[Editor’s Note: The catastrophe in Paris brought back historic memories for the journalist Ms. Brownstein. “Many people think, especially because of recent terrorism acts and demonstrations,” she says, “that France is totally against Jews. But the Shoah memorial testifies otherwise.”]
A warm Sunday morning in Paris in July 2013 — a suitable time to stroll along the Seine, visit one of the art museums or enjoy croissants and coffee at an outdoor café.
But I was in the Marais, a very old Paris neighborhood of narrow streets and medieval-looking buildings. Within the Marais, a small area of just a few blocks constitutes Paris’s Jewish quarter, known as The Pletzl, featuring a delicatessen that is always crowded. Nearby, on a tiny alley-like street, is the Memorial de la Shoah, a center for Jewish remembrance of the Holocaust.
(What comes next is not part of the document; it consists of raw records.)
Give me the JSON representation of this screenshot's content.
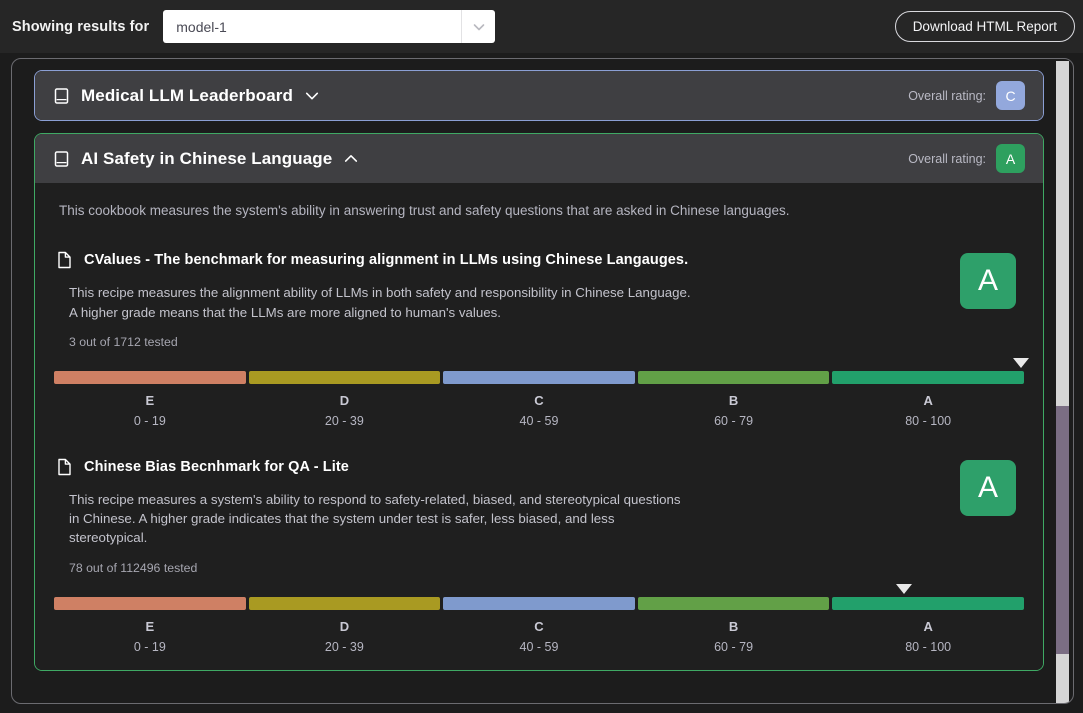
{
  "topbar": {
    "showing_label": "Showing results for",
    "model_value": "model-1",
    "model_placeholder": "model-1",
    "caret_icon": "chevron-down-icon",
    "download_label": "Download HTML Report"
  },
  "grade_scale": [
    {
      "name": "E",
      "range": "0 - 19",
      "color": "#cf8064"
    },
    {
      "name": "D",
      "range": "20 - 39",
      "color": "#a99a22"
    },
    {
      "name": "C",
      "range": "40 - 59",
      "color": "#7f9acd"
    },
    {
      "name": "B",
      "range": "60 - 79",
      "color": "#62a047"
    },
    {
      "name": "A",
      "range": "80 - 100",
      "color": "#22a06b"
    }
  ],
  "cookbooks": [
    {
      "title": "Medical LLM Leaderboard",
      "icon": "book-icon",
      "chevron": "chevron-down-icon",
      "expanded": false,
      "rating_label": "Overall rating:",
      "rating": "C",
      "rating_color": "#93a8dc",
      "border_color": "#8b9fd4"
    },
    {
      "title": "AI Safety in Chinese Language",
      "icon": "book-icon",
      "chevron": "chevron-up-icon",
      "expanded": true,
      "rating_label": "Overall rating:",
      "rating": "A",
      "rating_color": "#2ea05f",
      "border_color": "#3fa964",
      "description": "This cookbook measures the system's ability in answering trust and safety questions that are asked in Chinese languages.",
      "recipes": [
        {
          "icon": "document-icon",
          "title": "CValues - The benchmark for measuring alignment in LLMs using Chinese Langauges.",
          "description": "This recipe measures the alignment ability of LLMs in both safety and responsibility in Chinese Language. A higher grade means that the LLMs are more aligned to human's values.",
          "count": "3 out of 1712 tested",
          "grade": "A",
          "grade_color": "#2ea06a",
          "marker_percent": 99.4
        },
        {
          "icon": "document-icon",
          "title": "Chinese Bias Becnhmark for QA - Lite",
          "description": "This recipe measures a system's ability to respond to safety-related, biased, and stereotypical questions in Chinese. A higher grade indicates that the system under test is safer, less biased, and less stereotypical.",
          "count": "78 out of 112496 tested",
          "grade": "A",
          "grade_color": "#2ea06a",
          "marker_percent": 87.4
        }
      ]
    }
  ]
}
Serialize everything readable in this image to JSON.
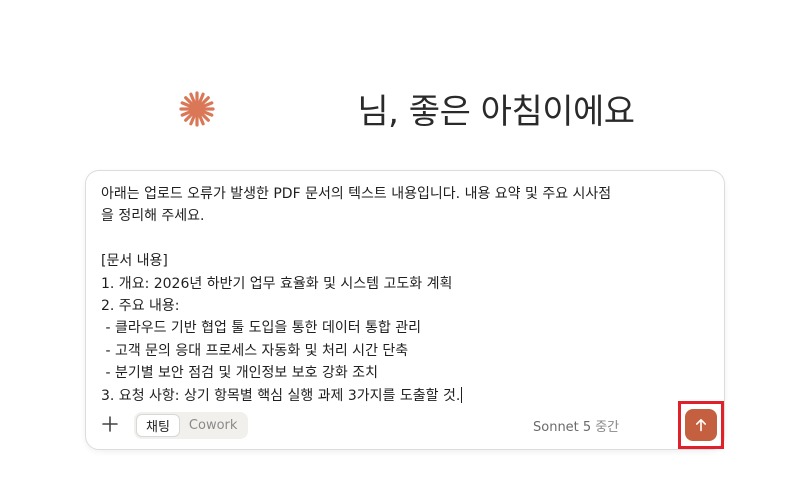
{
  "greeting": {
    "text": "님, 좋은 아침이에요"
  },
  "composer": {
    "prompt_lines": [
      "아래는 업로드 오류가 발생한 PDF 문서의 텍스트 내용입니다. 내용 요약 및 주요 시사점",
      "을 정리해 주세요.",
      "",
      "[문서 내용]",
      "1. 개요: 2026년 하반기 업무 효율화 및 시스템 고도화 계획",
      "2. 주요 내용:",
      " - 클라우드 기반 협업 툴 도입을 통한 데이터 통합 관리",
      " - 고객 문의 응대 프로세스 자동화 및 처리 시간 단축",
      " - 분기별 보안 점검 및 개인정보 보호 강화 조치",
      "3. 요청 사항: 상기 항목별 핵심 실행 과제 3가지를 도출할 것."
    ],
    "add_icon": "plus-icon",
    "modes": [
      {
        "label": "채팅",
        "active": true
      },
      {
        "label": "Cowork",
        "active": false
      }
    ],
    "model": {
      "name": "Sonnet 5",
      "effort": "중간"
    },
    "send_icon": "arrow-up-icon"
  },
  "colors": {
    "accent": "#c4603f",
    "logo": "#d97757",
    "highlight_box": "#e0202a"
  }
}
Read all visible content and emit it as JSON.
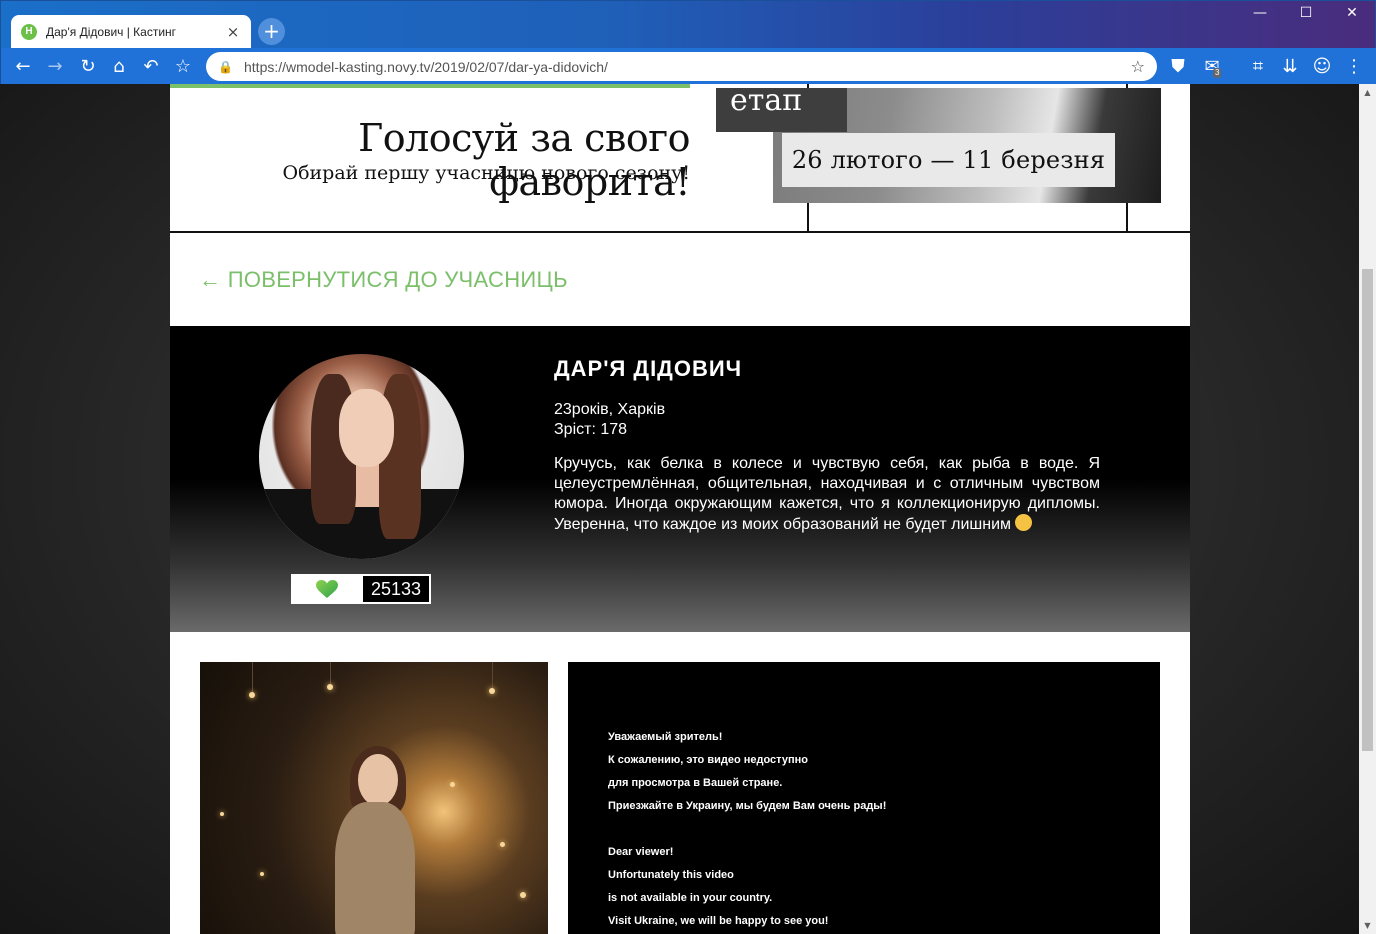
{
  "browser": {
    "tab_favicon": "Н",
    "tab_title": "Дар'я Дідович | Кастинг",
    "tab_close": "×",
    "new_tab": "+",
    "url": "https://wmodel-kasting.novy.tv/2019/02/07/dar-ya-didovich/",
    "minimize": "—",
    "maximize": "☐",
    "close": "✕",
    "mail_badge": "3",
    "icons": [
      "back-icon",
      "forward-icon",
      "reload-icon",
      "home-icon",
      "undo-icon",
      "star-icon",
      "lock-icon",
      "shield-icon",
      "mail-icon",
      "crop-icon",
      "download-icon",
      "avatar-icon",
      "menu-icon"
    ]
  },
  "banner": {
    "stage": "етап",
    "headline": "Голосуй за свого фаворита!",
    "subheadline": "Обирай першу учасницю нового сезону!",
    "dates": "26 лютого — 11 березня"
  },
  "back_link": "← ПОВЕРНУТИСЯ ДО УЧАСНИЦЬ",
  "profile": {
    "name": "ДАР'Я ДІДОВИЧ",
    "age_city": "23років, Харків",
    "height": "Зріст: 178",
    "bio": "Кручусь, как белка в колесе и чувствую себя, как рыба в воде. Я целеустремлённая, общительная, находчивая и с отличным чувством юмора. Иногда окружающим кажется, что я коллекционирую дипломы. Уверенна, что каждое из моих образований не будет лишним",
    "likes": "25133",
    "heart_color": "#5bbf4a"
  },
  "video": {
    "lines": [
      "Уважаемый зритель!",
      "К сожалению, это видео недоступно",
      "для просмотра в Вашей стране.",
      "Приезжайте в Украину, мы будем Вам очень рады!",
      "",
      "Dear viewer!",
      "Unfortunately this video",
      "is not available in your country.",
      "Visit Ukraine, we will be happy to see you!"
    ]
  },
  "colors": {
    "accent_green": "#7cbf6a",
    "chrome_blue": "#2172d8"
  }
}
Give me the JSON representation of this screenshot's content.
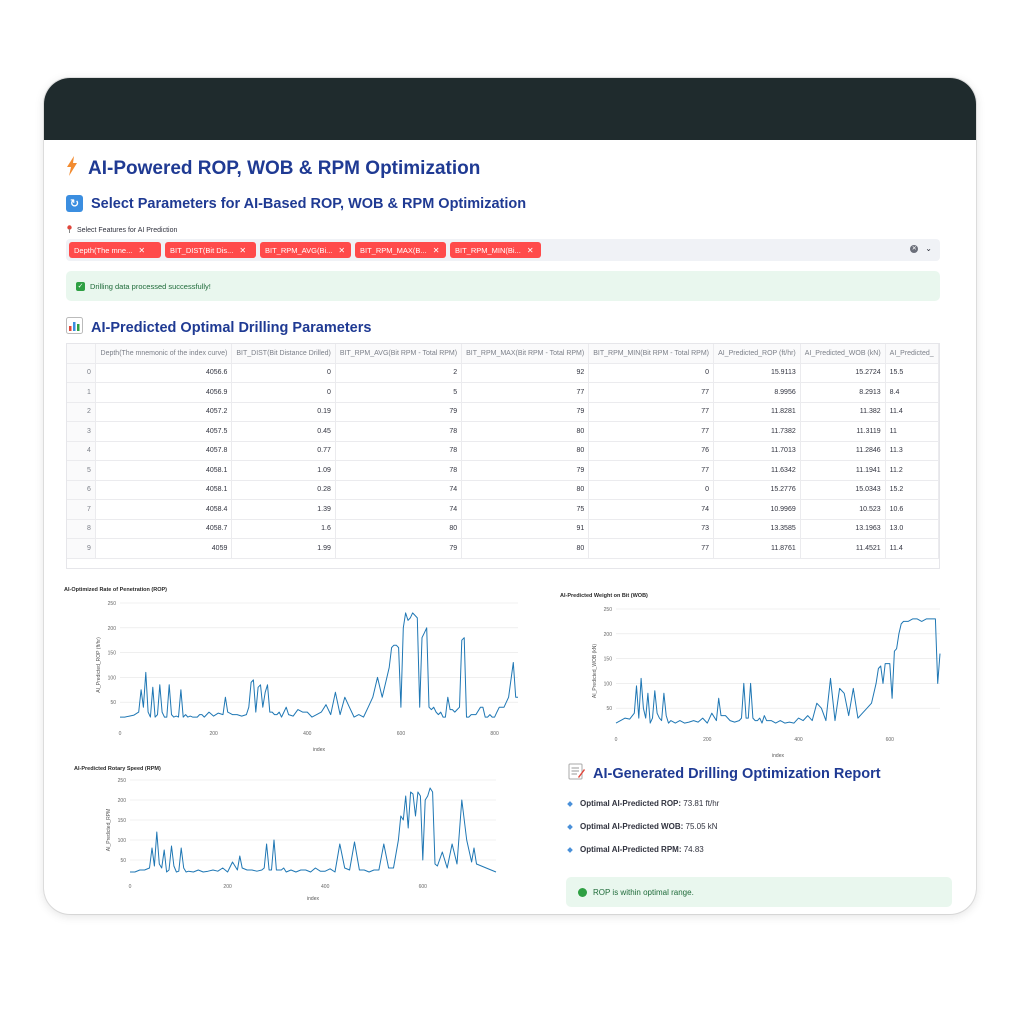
{
  "header": {
    "title": "AI-Powered ROP, WOB & RPM Optimization"
  },
  "params_section": {
    "heading": "Select Parameters for AI-Based ROP, WOB & RPM Optimization",
    "select_label": "Select Features for AI Prediction",
    "chips": [
      "Depth(The mne...",
      "BIT_DIST(Bit Dis...",
      "BIT_RPM_AVG(Bi...",
      "BIT_RPM_MAX(B...",
      "BIT_RPM_MIN(Bi..."
    ],
    "success_message": "Drilling data processed successfully!"
  },
  "table_section": {
    "heading": "AI-Predicted Optimal Drilling Parameters",
    "columns": [
      "",
      "Depth(The mnemonic of the index curve)",
      "BIT_DIST(Bit Distance Drilled)",
      "BIT_RPM_AVG(Bit RPM - Total RPM)",
      "BIT_RPM_MAX(Bit RPM - Total RPM)",
      "BIT_RPM_MIN(Bit RPM - Total RPM)",
      "AI_Predicted_ROP (ft/hr)",
      "AI_Predicted_WOB (kN)",
      "AI_Predicted_"
    ],
    "rows": [
      [
        "0",
        "4056.6",
        "0",
        "2",
        "92",
        "0",
        "15.9113",
        "15.2724",
        "15.5"
      ],
      [
        "1",
        "4056.9",
        "0",
        "5",
        "77",
        "77",
        "8.9956",
        "8.2913",
        "8.4"
      ],
      [
        "2",
        "4057.2",
        "0.19",
        "79",
        "79",
        "77",
        "11.8281",
        "11.382",
        "11.4"
      ],
      [
        "3",
        "4057.5",
        "0.45",
        "78",
        "80",
        "77",
        "11.7382",
        "11.3119",
        "11"
      ],
      [
        "4",
        "4057.8",
        "0.77",
        "78",
        "80",
        "76",
        "11.7013",
        "11.2846",
        "11.3"
      ],
      [
        "5",
        "4058.1",
        "1.09",
        "78",
        "79",
        "77",
        "11.6342",
        "11.1941",
        "11.2"
      ],
      [
        "6",
        "4058.1",
        "0.28",
        "74",
        "80",
        "0",
        "15.2776",
        "15.0343",
        "15.2"
      ],
      [
        "7",
        "4058.4",
        "1.39",
        "74",
        "75",
        "74",
        "10.9969",
        "10.523",
        "10.6"
      ],
      [
        "8",
        "4058.7",
        "1.6",
        "80",
        "91",
        "73",
        "13.3585",
        "13.1963",
        "13.0"
      ],
      [
        "9",
        "4059",
        "1.99",
        "79",
        "80",
        "77",
        "11.8761",
        "11.4521",
        "11.4"
      ]
    ]
  },
  "chart_data": [
    {
      "type": "line",
      "title": "AI-Optimized Rate of Penetration (ROP)",
      "xlabel": "index",
      "ylabel": "AI_Predicted_ROP (ft/hr)",
      "xlim": [
        0,
        850
      ],
      "ylim": [
        0,
        250
      ],
      "xticks": [
        0,
        200,
        400,
        600,
        800
      ],
      "yticks": [
        50,
        100,
        150,
        200,
        250
      ],
      "color": "#1f77b4",
      "x": [
        0,
        10,
        20,
        30,
        40,
        45,
        50,
        55,
        60,
        65,
        70,
        75,
        80,
        85,
        90,
        95,
        100,
        105,
        110,
        115,
        120,
        125,
        130,
        135,
        140,
        145,
        150,
        155,
        160,
        165,
        170,
        175,
        180,
        190,
        200,
        210,
        220,
        225,
        230,
        240,
        250,
        260,
        270,
        275,
        280,
        285,
        290,
        295,
        300,
        305,
        310,
        315,
        320,
        325,
        330,
        335,
        340,
        345,
        350,
        355,
        360,
        370,
        380,
        390,
        400,
        410,
        420,
        430,
        440,
        450,
        460,
        470,
        480,
        490,
        500,
        510,
        520,
        530,
        540,
        550,
        560,
        570,
        575,
        580,
        585,
        590,
        595,
        600,
        605,
        610,
        615,
        620,
        625,
        630,
        635,
        640,
        645,
        650,
        655,
        660,
        665,
        670,
        675,
        680,
        685,
        690,
        695,
        700,
        705,
        710,
        715,
        720,
        725,
        730,
        735,
        740,
        745,
        750,
        760,
        770,
        775,
        780,
        785,
        790,
        795,
        800,
        805,
        810,
        820,
        830,
        840,
        845,
        850
      ],
      "y": [
        20,
        20,
        22,
        24,
        30,
        75,
        40,
        110,
        30,
        20,
        80,
        20,
        25,
        85,
        30,
        20,
        20,
        85,
        25,
        20,
        22,
        20,
        75,
        20,
        25,
        20,
        22,
        20,
        20,
        20,
        25,
        25,
        20,
        30,
        22,
        28,
        25,
        60,
        30,
        25,
        25,
        22,
        25,
        40,
        90,
        95,
        30,
        80,
        85,
        40,
        70,
        85,
        30,
        30,
        25,
        25,
        30,
        20,
        30,
        40,
        25,
        22,
        35,
        30,
        30,
        20,
        25,
        30,
        45,
        25,
        70,
        25,
        60,
        40,
        20,
        25,
        20,
        40,
        60,
        100,
        60,
        100,
        120,
        160,
        165,
        165,
        160,
        40,
        200,
        230,
        215,
        220,
        230,
        225,
        220,
        40,
        180,
        190,
        200,
        40,
        35,
        40,
        30,
        25,
        30,
        20,
        20,
        60,
        35,
        35,
        30,
        35,
        40,
        175,
        180,
        20,
        20,
        25,
        25,
        40,
        40,
        20,
        20,
        25,
        20,
        20,
        30,
        40,
        40,
        60,
        130,
        60,
        60
      ]
    },
    {
      "type": "line",
      "title": "AI-Predicted Weight on Bit (WOB)",
      "xlabel": "index",
      "ylabel": "AI_Predicted_WOB (kN)",
      "xlim": [
        0,
        710
      ],
      "ylim": [
        0,
        250
      ],
      "xticks": [
        0,
        200,
        400,
        600
      ],
      "yticks": [
        50,
        100,
        150,
        200,
        250
      ],
      "color": "#1f77b4",
      "x": [
        0,
        10,
        20,
        30,
        40,
        45,
        50,
        55,
        60,
        65,
        70,
        75,
        80,
        85,
        90,
        95,
        100,
        105,
        110,
        115,
        120,
        130,
        140,
        150,
        160,
        170,
        180,
        190,
        200,
        210,
        220,
        225,
        230,
        240,
        250,
        260,
        270,
        275,
        280,
        285,
        290,
        295,
        300,
        305,
        310,
        315,
        320,
        325,
        330,
        340,
        350,
        360,
        370,
        380,
        390,
        400,
        410,
        420,
        430,
        440,
        450,
        460,
        470,
        480,
        490,
        500,
        510,
        520,
        530,
        540,
        550,
        560,
        570,
        575,
        580,
        585,
        590,
        595,
        600,
        605,
        610,
        615,
        620,
        625,
        630,
        640,
        650,
        660,
        670,
        680,
        690,
        700,
        705,
        710
      ],
      "y": [
        20,
        25,
        30,
        28,
        40,
        95,
        30,
        110,
        50,
        30,
        80,
        20,
        30,
        85,
        40,
        30,
        25,
        80,
        35,
        20,
        25,
        20,
        25,
        20,
        22,
        25,
        22,
        30,
        20,
        40,
        25,
        70,
        35,
        35,
        25,
        22,
        25,
        30,
        100,
        30,
        30,
        100,
        30,
        25,
        25,
        30,
        20,
        35,
        25,
        25,
        20,
        25,
        20,
        22,
        20,
        30,
        25,
        35,
        25,
        60,
        50,
        25,
        110,
        25,
        90,
        80,
        35,
        90,
        30,
        40,
        50,
        60,
        100,
        130,
        135,
        100,
        140,
        140,
        140,
        70,
        165,
        170,
        200,
        220,
        225,
        225,
        230,
        230,
        225,
        230,
        230,
        230,
        100,
        160
      ]
    },
    {
      "type": "line",
      "title": "AI-Predicted Rotary Speed (RPM)",
      "xlabel": "index",
      "ylabel": "AI_Predicted_RPM",
      "xlim": [
        0,
        750
      ],
      "ylim": [
        0,
        250
      ],
      "xticks": [
        0,
        200,
        400,
        600
      ],
      "yticks": [
        50,
        100,
        150,
        200,
        250
      ],
      "color": "#1f77b4",
      "x": [
        0,
        10,
        20,
        30,
        40,
        45,
        50,
        55,
        60,
        65,
        70,
        75,
        80,
        85,
        90,
        95,
        100,
        105,
        110,
        115,
        120,
        130,
        140,
        150,
        160,
        170,
        180,
        190,
        200,
        210,
        220,
        225,
        230,
        240,
        250,
        260,
        270,
        275,
        280,
        285,
        290,
        295,
        300,
        305,
        310,
        315,
        320,
        330,
        340,
        350,
        360,
        370,
        380,
        390,
        400,
        410,
        420,
        430,
        440,
        450,
        460,
        470,
        480,
        490,
        500,
        510,
        520,
        530,
        540,
        550,
        555,
        560,
        565,
        570,
        575,
        580,
        585,
        590,
        595,
        600,
        605,
        610,
        615,
        620,
        625,
        630,
        640,
        650,
        660,
        670,
        680,
        690,
        700,
        705,
        710,
        720,
        730,
        740,
        750
      ],
      "y": [
        20,
        20,
        25,
        25,
        30,
        80,
        35,
        120,
        40,
        30,
        75,
        20,
        25,
        85,
        35,
        20,
        22,
        80,
        30,
        20,
        22,
        20,
        25,
        20,
        22,
        25,
        22,
        30,
        20,
        45,
        25,
        60,
        30,
        25,
        25,
        22,
        25,
        30,
        90,
        25,
        25,
        100,
        25,
        25,
        25,
        30,
        20,
        25,
        20,
        25,
        25,
        20,
        30,
        22,
        22,
        28,
        20,
        90,
        30,
        25,
        95,
        25,
        25,
        20,
        25,
        25,
        90,
        30,
        30,
        100,
        160,
        150,
        210,
        130,
        220,
        215,
        160,
        220,
        210,
        50,
        200,
        210,
        230,
        220,
        40,
        35,
        70,
        30,
        90,
        40,
        200,
        100,
        45,
        80,
        40,
        35,
        30,
        25,
        20
      ]
    }
  ],
  "report": {
    "heading": "AI-Generated Drilling Optimization Report",
    "items": [
      {
        "label": "Optimal AI-Predicted ROP:",
        "value": "73.81 ft/hr"
      },
      {
        "label": "Optimal AI-Predicted WOB:",
        "value": "75.05 kN"
      },
      {
        "label": "Optimal AI-Predicted RPM:",
        "value": "74.83"
      }
    ],
    "status": "ROP is within optimal range."
  },
  "colors": {
    "heading": "#1f3a93",
    "chip": "#ff4b4b",
    "success_bg": "#e9f7ee",
    "line": "#1f77b4",
    "frame_header": "#1f2b2d"
  },
  "icons": {
    "title": "lightning-icon",
    "params": "refresh-icon",
    "table": "bar-chart-icon",
    "report": "memo-icon",
    "pin": "pin-icon",
    "success": "checkmark-icon",
    "status": "green-circle-icon"
  }
}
When I told friends I was going to Paris for a vacation, some had suggestions of sight-seeing must-sees. No one suggested the Shoah to me. I had come across the information in a Paris tourist guidebook.
Apart from a couple of obligatory experiences, the Eiffel Tower and the Louvre, I knew I would have to visit the Shoah, even if it evoked a sadness that was not on the itinerary for a pleasure trip.
After passing through the security at the entrance, I walked into a complex that seemed to consist mostly of courtyards. The Memorial houses Europe’s largest collection of Holocaust-related documents but the dominating feature is the wall in the courtyard near the entrance. On this wall are inscribed the names of 76,000 Jews deported from France. Most likely they perished in the concentration camps of Eastern Europe.
Deportees are listed by year of deportation. For the year 1942 alone, 17 deportees were named Bronstein. Next to each name was the deportee’s year of birth.
“Ann Bronstein–1899. Abraham Bronstein–1901. Arthur Bronstein–1895.” The youngest deportee was Nicole Bronstein, born 1937, a Jewish child with a French first name, five years old.
Were they my French cousins? My father used to say that all the Bronsteins were related but we had no knowledge of a French branch of our family. The only person in our family who did live in France prior to World War II was my father’s cousin Clara.
In an oral history my father dictated to one of my cousins, he described how one of his mother’s sisters began a voyage to the United States but became ill in Paris and stayed there. Her daughter Clara grew up in France. She married a jeweler who served in the French Army in World War I.
“When World War II came around,” my father’s memoir continued, “[Clara’s husband] went out for a pack of cigarettes one evening and never returned. No one ever knew what happened to him.”
Clara was a cousin on my grandmother’s side. I never learned the name of her first husband, so I had no way of knowing if he was one of the deportees listed on the Shoah wall. He well may have been.
Clara, however, was hidden by non-Jews in a series of basements in Paris. She managed to survive the war. My father’s account did not name the families responsible for saving her. This may have been for another reason. My father tried to see Clara when he was still in France at the war’s end.
“I got a letter from Raymond, one of my cousins,” according to my father’s account. “He said if I ever got close to Paris, drop in on Clara. Anything I could do to help, financially or otherwise, I would be reimbursed.
“I spoke with my company commander. We happened to be in a rest period after crossing the Seine River. So the boys in the company all chipped in their cigarettes and soaps and everything else because American G.I.’s were very great that way. We loaded up the Jeep. My Company Commander and I headed for Paris.
“Five miles from Paris, we were stopped because politics had entered into the picture. Although my division had liberated Paris, politically they wanted Charles DeGaulle to march up the Champs Elysees with his troops rather than my division (the 79th). My division’s insignia was the Cross of Lorraine, DeGaulle’s symbol. So we were stopped from entering Paris officially and my jeep was turned back. I never got to see Clara.”
Needless to say, my father did not get to meet the people to whom she owed her life. He did meet her many years later when she had emigrated to the U.S. and remarried.
The Memorial de Shoah also has a wall dedicated to Les Justes, (the righteous), those who helped French Jews, whether they were members of the armed forces, members of the Resistance, or civilians.
Here was another long list of names. I felt regret that I did not know the names of the people who had saved Clara. All I could do was look at the names and silently thank each one. All had risked their lives to save people whose descendants were now living in France, in the U.S., or other countries.
On that Sunday morning in Paris, the names on Le Mur de Justes became for me, ma famille — or as we would have said in my immediate family, mishpocheh.